Dr. W. Keith Campbell is a Professor and head of the Psychology Department at the kcampbell06University of Georgia.  He received his Ph.D. from the University of North Carolina-Chapel Hill.  He began studying narcissism in graduate school and then began to focus, specifically, on entitlement during his postdoc.  He published his first pager on the topic, Psychological Entitlement: Interpersonal Consequences and Validation of a Self-Report Measure, in a 2004 issue of the Journal of Personality Assessment.

You can learn more about Dr. Campbell here.

1.     What is entitlement and how is it associated with anger?

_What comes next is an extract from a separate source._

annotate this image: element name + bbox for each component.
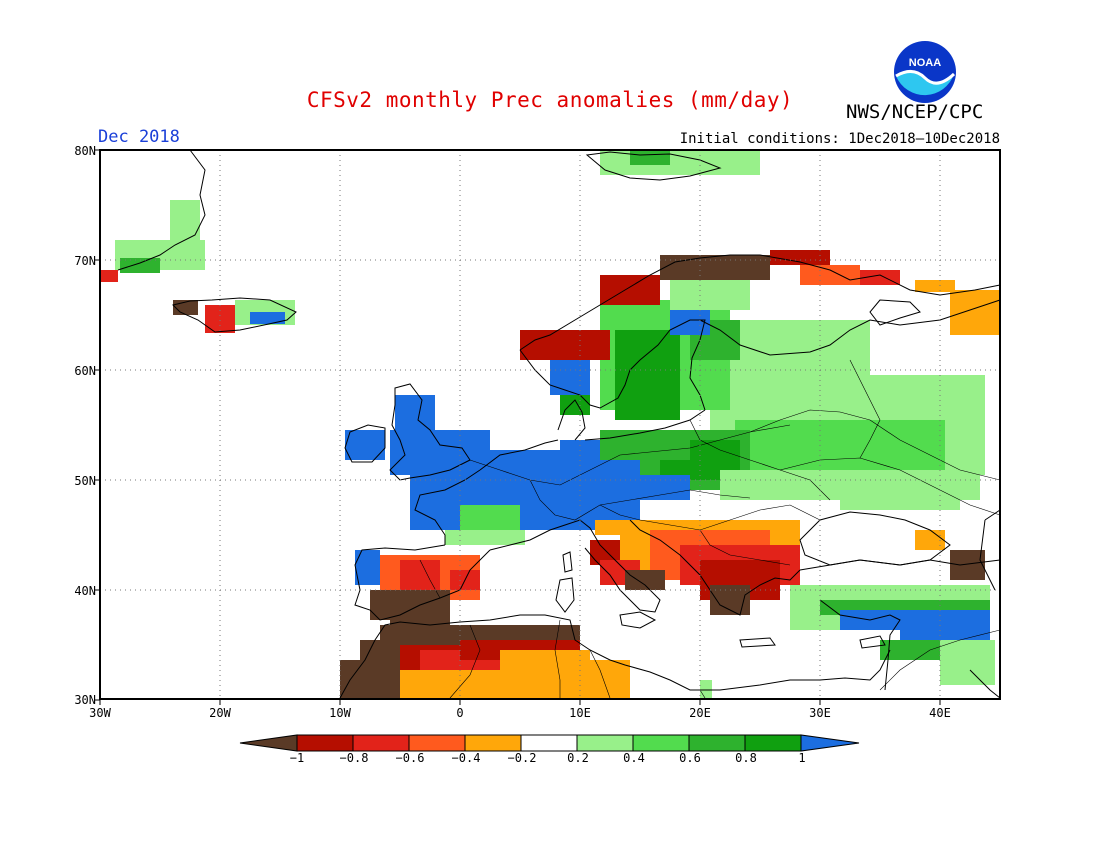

We have defined “psychological entitlement” as a pervasive sense that one deserves more than others or special treatment. Our approach is a trait approach that comes out of the narcissism tradition. There are other way to look at entitlement, including some who conceptually separate entitlement from deservingness, and others who focus on more socially legitimate forms of entitlement vs. more pathological.

With psychological entitlement as with narcissism anger is usually triggered by some ego threat. So, for example, if a highly entitled person is not treated with what he considers appropriate deference – or his needs are no met rapidly – anger is likely to result.

2.     What would you estimate is the most common misconception about entitlement?

I think the challenge is knowing when a person should feel entitled and should not. There is a balance is life about being treated fairly and reasonably, which most of us want, and being treated better than others, which people with high levels of entitlement want. In general I think high levels of entitlement are a problem, but low levels can possibly be a problem in some circumstances.

3.     If there was one thing you would want people to understand about entitlement, what would it be?

Being entitled can sometimes get you special treatment — demanding a special hotel room or service at a restaurant sometimes works. But, in general, people don’t like entitled people and entitled people are not all that happy.

4.     Do you have advice or other thoughts for people who feel entitled or who live, work, etc. with someone who is entitled?

Sometimes thinking in larger terms helps reduce entitlement: There are 7 billion people sharing this planet right now and each of us is only one. Most of us are not that special and shouldn’t expect the world to treat us as such.

Dealing with entitled individuals is a challenge. Often, people will just exclude them from activities, not want to work with them, etc. If it is a friend, a discussion about selfishness might be useful. And I am a fan of nature as a teacher. Nature doesn’t care who you are — it treats everyone the same way.